朝白掀开自己的衣服,露出胸腹之间可怖的巨大伤痕。
伤痕从左肩一直延伸到右腹,横亘在老人枯瘦的身躯上。
不难想象,当年所受的创伤是怎样严重,伤口稍稍再深一些,就能把人体分成两半。
即使是现在,伤痕上仍然有诡异的裂口不时绽开,撕扯开刚愈合的粉红色伤疤,流出暗红色的血液来。

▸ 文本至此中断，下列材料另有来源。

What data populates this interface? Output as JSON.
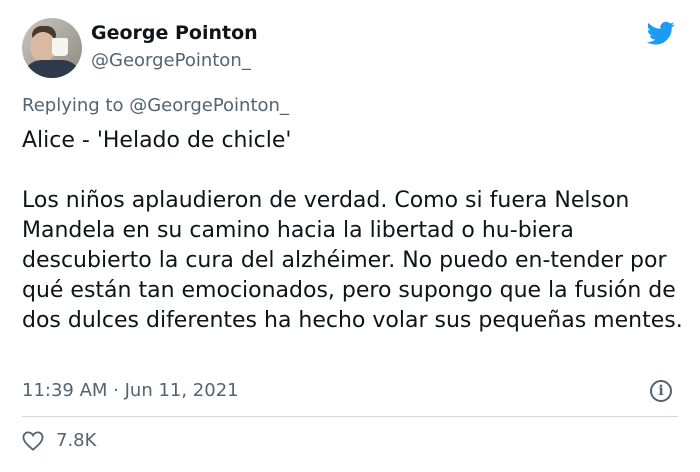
{
  "tweet": {
    "author_name": "George Pointon",
    "author_handle": "@GeorgePointon_",
    "replying_prefix": "Replying to ",
    "replying_to": "@GeorgePointon_",
    "body": "Alice - 'Helado de chicle'\n\nLos niños aplaudieron de verdad. Como si fuera Nelson Mandela en su camino hacia la libertad o hu-biera descubierto la cura del alzhéimer. No puedo en-tender por qué están tan emocionados, pero supongo que la fusión de dos dulces diferentes ha hecho volar sus pequeñas mentes.",
    "timestamp": "11:39 AM · Jun 11, 2021",
    "like_count": "7.8K",
    "info_glyph": "i"
  },
  "colors": {
    "twitter_blue": "#1d9bf0",
    "secondary_text": "#536471",
    "primary_text": "#0f1419",
    "divider": "#cfd9de"
  },
  "icons": {
    "brand": "twitter-bird-icon",
    "info": "info-icon",
    "like": "heart-icon"
  }
}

这些血液没流出来,就会消失,从外面丝毫看不出内里的伤势。
“你要记住一个道理,一山还有一山高。”
朝白放下衣衫,重新遮挡住伤口:“百年前,我被他追的狼狈,惶惶如丧家之犬。百年后他又有精进,我却连他留下的伤口都不能愈合。”
“为什么不报仇?很简单,因为打不过。”
“那你真的是同...有过节吗?”
曹长明犹豫了一下,最终还是没有把天门二字说出来。
朝白却没有他这份忐忑,直言道:“恰恰相反,我曾是天门弟子,后来叛出而已。”